Community

Forty Years Since the MOVE Bombing, What Have We Learned?

How long does it take to heal from the trauma of someone burning down an entire city block? Forty years, perhaps?

How long does it take to heal from the trauma of someone burning down an entire city block? Forty years, perhaps?

That’s how long it’s been since Mayor W. Wilson Goode, Police Commissioner Gregore J. Sambor, the Philadelphia Police Department, and the City of Philadelphia committed an act of domestic terrorism that left 11 people dead, 250 residents homeless, and 61 homes reduced to ash.

As a Black Philadelphian, it’s almost a rite of passage to eventually learn about the 1985 MOVE Bombing. For decades, this event was swept under the rug, treated as a political blemish rather than a clear microcosm of race relations in Philadelphia. I was born in Philadelphia and lived there for 21 years before I ever learned about what happened on May 13, 1985, on the 6200 block of Osage Avenue. But I’ll never forget the first time I drove down that street after learning the truth.

“I remember being scared to death that the fire was going to burn down my house,” my mother, a lifelong Philadelphia resident, recalled. “We lived in Wynnefield, but the smoke was so thick you could see it driving through West Philly. I remember thinking it was going to burn down the whole city. I’ll never forget seeing that smoke.”

MOVE was a Black liberation organization inspired by the Black Panther Party and the anti-war movements of the 1960s and 1970s. Their ideology fused natural living, anti-establishment resistance, and Black self-determination. They were vocal, eccentric, and determined to live outside the systems that oppressed them.

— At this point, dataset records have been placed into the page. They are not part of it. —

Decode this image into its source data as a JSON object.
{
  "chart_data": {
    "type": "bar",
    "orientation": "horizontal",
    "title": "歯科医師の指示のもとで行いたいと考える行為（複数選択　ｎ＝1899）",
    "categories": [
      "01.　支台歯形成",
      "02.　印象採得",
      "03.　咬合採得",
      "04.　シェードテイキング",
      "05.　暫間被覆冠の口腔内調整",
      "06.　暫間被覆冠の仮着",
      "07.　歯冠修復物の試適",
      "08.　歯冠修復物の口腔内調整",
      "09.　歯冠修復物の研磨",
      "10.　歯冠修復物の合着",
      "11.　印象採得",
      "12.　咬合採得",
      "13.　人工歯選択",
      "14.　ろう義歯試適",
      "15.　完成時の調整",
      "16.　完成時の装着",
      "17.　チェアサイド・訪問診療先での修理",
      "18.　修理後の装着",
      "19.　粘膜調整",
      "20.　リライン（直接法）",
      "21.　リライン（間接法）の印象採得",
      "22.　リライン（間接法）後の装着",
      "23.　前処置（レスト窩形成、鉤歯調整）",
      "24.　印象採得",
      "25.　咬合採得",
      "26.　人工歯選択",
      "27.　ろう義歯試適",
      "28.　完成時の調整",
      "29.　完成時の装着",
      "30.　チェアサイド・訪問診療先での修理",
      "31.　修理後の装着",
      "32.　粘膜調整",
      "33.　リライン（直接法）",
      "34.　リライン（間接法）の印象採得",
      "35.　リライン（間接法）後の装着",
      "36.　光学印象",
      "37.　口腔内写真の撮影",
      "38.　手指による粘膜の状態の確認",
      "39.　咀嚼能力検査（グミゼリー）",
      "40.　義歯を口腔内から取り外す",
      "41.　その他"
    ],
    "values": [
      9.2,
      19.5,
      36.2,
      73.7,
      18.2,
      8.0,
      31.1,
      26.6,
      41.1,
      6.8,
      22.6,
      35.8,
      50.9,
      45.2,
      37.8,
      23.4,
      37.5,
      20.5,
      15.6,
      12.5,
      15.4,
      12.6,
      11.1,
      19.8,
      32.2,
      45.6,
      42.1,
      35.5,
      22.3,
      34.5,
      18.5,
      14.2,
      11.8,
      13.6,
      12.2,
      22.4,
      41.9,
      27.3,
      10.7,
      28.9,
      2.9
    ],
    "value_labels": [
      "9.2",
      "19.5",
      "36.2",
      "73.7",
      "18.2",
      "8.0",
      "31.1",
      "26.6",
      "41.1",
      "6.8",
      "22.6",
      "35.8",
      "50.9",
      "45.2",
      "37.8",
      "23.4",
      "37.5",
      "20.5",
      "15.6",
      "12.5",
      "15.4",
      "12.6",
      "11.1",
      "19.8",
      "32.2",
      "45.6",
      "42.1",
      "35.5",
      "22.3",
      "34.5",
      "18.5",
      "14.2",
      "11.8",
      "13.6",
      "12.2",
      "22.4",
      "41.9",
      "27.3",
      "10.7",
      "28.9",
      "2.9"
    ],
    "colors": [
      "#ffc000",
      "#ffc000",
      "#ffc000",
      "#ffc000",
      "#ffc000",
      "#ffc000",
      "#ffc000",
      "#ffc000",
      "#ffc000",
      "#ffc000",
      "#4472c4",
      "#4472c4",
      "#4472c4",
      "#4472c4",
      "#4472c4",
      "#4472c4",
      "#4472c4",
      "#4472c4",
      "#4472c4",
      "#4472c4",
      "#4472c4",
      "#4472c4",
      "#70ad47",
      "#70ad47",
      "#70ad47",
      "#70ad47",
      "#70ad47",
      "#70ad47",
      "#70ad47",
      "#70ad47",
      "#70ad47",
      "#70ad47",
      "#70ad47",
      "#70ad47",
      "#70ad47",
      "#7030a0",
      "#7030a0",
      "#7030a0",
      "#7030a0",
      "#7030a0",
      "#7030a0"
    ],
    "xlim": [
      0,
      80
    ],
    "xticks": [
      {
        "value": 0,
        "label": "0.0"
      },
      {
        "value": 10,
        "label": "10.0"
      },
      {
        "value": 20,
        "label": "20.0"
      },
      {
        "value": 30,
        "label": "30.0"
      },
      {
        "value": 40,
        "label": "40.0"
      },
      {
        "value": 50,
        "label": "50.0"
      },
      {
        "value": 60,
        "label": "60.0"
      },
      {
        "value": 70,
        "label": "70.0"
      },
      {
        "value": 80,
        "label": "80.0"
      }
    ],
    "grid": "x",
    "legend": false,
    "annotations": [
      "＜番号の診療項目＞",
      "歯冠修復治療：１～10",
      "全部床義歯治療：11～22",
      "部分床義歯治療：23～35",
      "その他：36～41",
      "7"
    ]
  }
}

In 1978, following neighbor complaints about their lifestyle, MOVE was involved in a shootout with the Philadelphia Police Department that left one officer dead. Nine MOVE members were charged with third-degree murder. That event set the tone for the public’s perception of the group and the city’s handling of them going forward.

By the 1980s, MOVE had been repeatedly vilified, particularly by former Mayor and Police Commissioner Frank Rizzo. Their image only worsened under Mayor Goode and Commissioner Gregore J. Sambor, who, in 1985, formally labeled them as a terrorist organization. Neighbors on Osage Avenue reached out to then-Governor Richard Thornburgh for help, calling MOVE “a clear and present danger to the health and safety of our entire block.” What those neighbors didn’t realize is that they, too, would soon be treated as disposable.

What began as a call to surrender turned into a shootout, with the Philadelphia Police Department firing 10,000 rounds of ammunition into a communal home. When MOVE refused to leave their home and surrender their freedom, Police Commissioner Gregore J. Sambor authorized the use of a bomb to destroy a rooftop bunker. In a twist of fate, the bomb was dropped, but the bunker remained intact, and due to Philadelphia’s narrow streets and densely packed row homes, the homes surrounding 6221 Osage Avenue caught fire and began to collapse.

On the 40th anniversary of the MOVE bombing, we’re left with questions that remain as urgent now as they were then. How do we remember people who weren’t seen as “perfect victims”? The members of MOVE were flawed, like any other group, but did that justify what happened to them?

This wasn’t just about law enforcement, city politics, or even MOVE. It was about humanity. The MOVE bombing represented society’s unwillingness to accept those who live out of convention, a refusal so intense it turned into rage. The city didn’t just want MOVE gone. They wanted them destroyed. And in doing so, they destroyed an entire community, a Black community. Sixty-one black families lost their homes, not because they were MOVE members, but because they lived nearby. The message was clear. Proximity alone was enough to warrant destruction.

The bombing also raises deeper questions about what it means to be a “model minority.” Firefighters were instructed to let the flames burn for more than 90 minutes. City officials were so eager to silence MOVE that they overlooked the lives of everyday Black residents. The same neighbors who had asked for help from their local government were met with violence and displacement. It’s a reminder that in the United States, no amount of conformity will protect you because Blackness will always be seen as a threat, and thus, Black people are seen as expendable.

We saw this with LeBron James’ home being vandalized with racial slurs in 2017, and with Donald Trump demanding Barack Obama’s birth certificate in 2008. You can be wealthy, respectable, or highly accomplished and still be seen through the lens of suspicion and rejection.

The 1985 MOVE Bombing is ultimately a story about grace–or its lack thereof. What would it mean to live in a society that didn’t seek to crush those who deviate from the norm? What if the difference wasn’t viewed as dangerous? What if people weren’t comfortable casually disregarding and discarding Black American lives and dreams? In a society that champions grace, there is reason to believe that empathy and healthy conflict resolution would be used as de-escalation tactics to ensure all remain unharmed in heightened situations. Unfortunately, we don’t live in that society. Not yet. And until we do, we might always be just a neighborly disagreement away from catastrophe.